Primeira parte.O cuidado do outro e o cuidado de si
Gentileza. Em uma de suas raízes etimológicas, seu prefixo gen significa dar à luz, trazer algo à luz, trazer a bondade, a fraternidade humana às coisas do mundo. Ao olhar para o outro, seja gentil. Ao olhar para si, seja gentil . Trata-se de uma virtude premente da qual necessitamos. Afinal, todos temos nossas histórias e o nosso mundo interno foi moldado a partir do que nossa trajetória exigiu como sobrevivência pessoal.
E por que estou falando sobre gentileza e histórias pessoais?
Porque para trabalhar como psicóloga(o) ou terapeuta é muito importante estar bem, olhar com carinho e cuidado para o próprio interior. Cuidar de si também significa cuidar do outro.
Se nós psicólogas(os) estamos em harmonia com nosso cotidiano, elaborando as próprias dores, os traumas, as dificuldades individuais, a possibilidade de associar a vida privada à do paciente torna-se menor. Por essa razão é considerável estar e atuar de forma coerente em seu papel.
Ao olhar para alguém é como se víssemos um iceberg, isto é, vemos só a pontinha, não enxergamos a pessoa inteira. Por baixo de toda a água, há um mundo submerso. Assim precisamos ir com atenção, estarmos em sintonia com nosso íntimo para acessar esse mundo com bastante respeito, prudência, amorosidade a fim de que o processo terapêutico seja bem conduzido.
Esteja consciente do que seu corpo faz a cada dia. Ele é o instrumento de sua vida, não um ornamento para o prazer dos outros.
Margo Maine
Comportamento alimentar: um diálogo entre corpo e mente
Há algum tempo, assisti a um filme chamado O Tempero da Vida . Com uma abertura belissimamente poética, acompanhamos a história do personagem Fanis, um garoto que cresceu em Istambul, junto ao avô, homem que lhe ensinou que tanto a comida quanto a vida precisam de um pouco de sal e, algumas vezes, canela para ganhar sabor. Em suma, a vida precisa sempre de um toque de tempero.
Mas, de vez em quando, é natural exagerarmos na quantidade desse tempero, não é mesmo? Assim gostaria de falar a respeito do que constitui e conduz os fios que serão estrutura do tema no qual esse livro deve versar: o nosso comportamento alimentar.

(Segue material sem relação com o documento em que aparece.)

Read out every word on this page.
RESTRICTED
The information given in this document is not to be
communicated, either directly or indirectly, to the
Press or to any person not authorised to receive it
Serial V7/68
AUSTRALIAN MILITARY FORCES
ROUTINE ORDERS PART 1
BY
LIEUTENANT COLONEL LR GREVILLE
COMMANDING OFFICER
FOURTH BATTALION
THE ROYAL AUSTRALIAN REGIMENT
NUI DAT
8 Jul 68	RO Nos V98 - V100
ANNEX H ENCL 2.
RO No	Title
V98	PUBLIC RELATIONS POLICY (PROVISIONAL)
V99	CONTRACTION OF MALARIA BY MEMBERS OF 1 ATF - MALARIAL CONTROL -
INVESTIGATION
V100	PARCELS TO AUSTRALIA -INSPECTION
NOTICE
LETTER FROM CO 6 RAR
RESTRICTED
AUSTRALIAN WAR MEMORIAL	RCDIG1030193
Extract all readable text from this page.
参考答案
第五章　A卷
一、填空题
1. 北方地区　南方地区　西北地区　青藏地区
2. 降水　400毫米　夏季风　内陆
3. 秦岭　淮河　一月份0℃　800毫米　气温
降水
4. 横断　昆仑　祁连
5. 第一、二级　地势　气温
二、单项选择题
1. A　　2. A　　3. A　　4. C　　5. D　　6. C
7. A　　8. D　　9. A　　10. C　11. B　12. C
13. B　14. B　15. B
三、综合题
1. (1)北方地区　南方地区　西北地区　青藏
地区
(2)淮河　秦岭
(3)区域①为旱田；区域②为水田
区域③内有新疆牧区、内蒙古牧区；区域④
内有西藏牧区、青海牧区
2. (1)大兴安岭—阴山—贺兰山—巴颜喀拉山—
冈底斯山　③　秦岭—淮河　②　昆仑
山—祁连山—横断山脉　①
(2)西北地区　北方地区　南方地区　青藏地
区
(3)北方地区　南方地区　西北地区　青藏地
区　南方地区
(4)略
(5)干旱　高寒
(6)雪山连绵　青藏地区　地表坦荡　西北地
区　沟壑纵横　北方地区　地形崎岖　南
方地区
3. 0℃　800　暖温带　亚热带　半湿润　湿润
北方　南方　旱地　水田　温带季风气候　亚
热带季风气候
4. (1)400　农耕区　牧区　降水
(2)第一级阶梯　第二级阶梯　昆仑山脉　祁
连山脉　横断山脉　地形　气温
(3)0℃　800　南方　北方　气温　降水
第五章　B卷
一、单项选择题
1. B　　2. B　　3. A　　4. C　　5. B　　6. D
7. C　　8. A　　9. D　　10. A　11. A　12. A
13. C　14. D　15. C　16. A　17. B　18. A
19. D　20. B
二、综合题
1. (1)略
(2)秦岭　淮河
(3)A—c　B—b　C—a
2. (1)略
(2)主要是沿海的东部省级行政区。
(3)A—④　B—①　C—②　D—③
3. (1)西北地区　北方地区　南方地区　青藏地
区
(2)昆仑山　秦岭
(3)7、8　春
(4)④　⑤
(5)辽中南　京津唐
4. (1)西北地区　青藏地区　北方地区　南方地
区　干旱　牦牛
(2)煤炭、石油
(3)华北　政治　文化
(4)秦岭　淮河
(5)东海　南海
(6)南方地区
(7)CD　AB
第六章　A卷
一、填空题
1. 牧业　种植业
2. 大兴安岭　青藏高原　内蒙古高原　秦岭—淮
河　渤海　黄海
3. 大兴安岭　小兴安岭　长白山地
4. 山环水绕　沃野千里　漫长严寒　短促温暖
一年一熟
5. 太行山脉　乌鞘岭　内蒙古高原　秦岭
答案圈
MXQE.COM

A nossa relação com a comida permeia questões diversas: comemos porque precisamos, porque gostamos, porque sentimos, porque memoramos.
Há várias situações e experiências que fundamentam nosso comportamento alimentar tais como: a relação da família com a comida e com o próprio corpo, as palavras que ouvimos sobre comida ao longo de nossa trajetória, os aspectos culturais e as crenças os quais somos expostos no decurso da vida, os falares midiáticos no que diz respeito ao corpo, à alimentação, à saúde e que parece nos fazer pertencer à multidão e moldar os pensamentos e sentimentos que temos no que concerne a nós.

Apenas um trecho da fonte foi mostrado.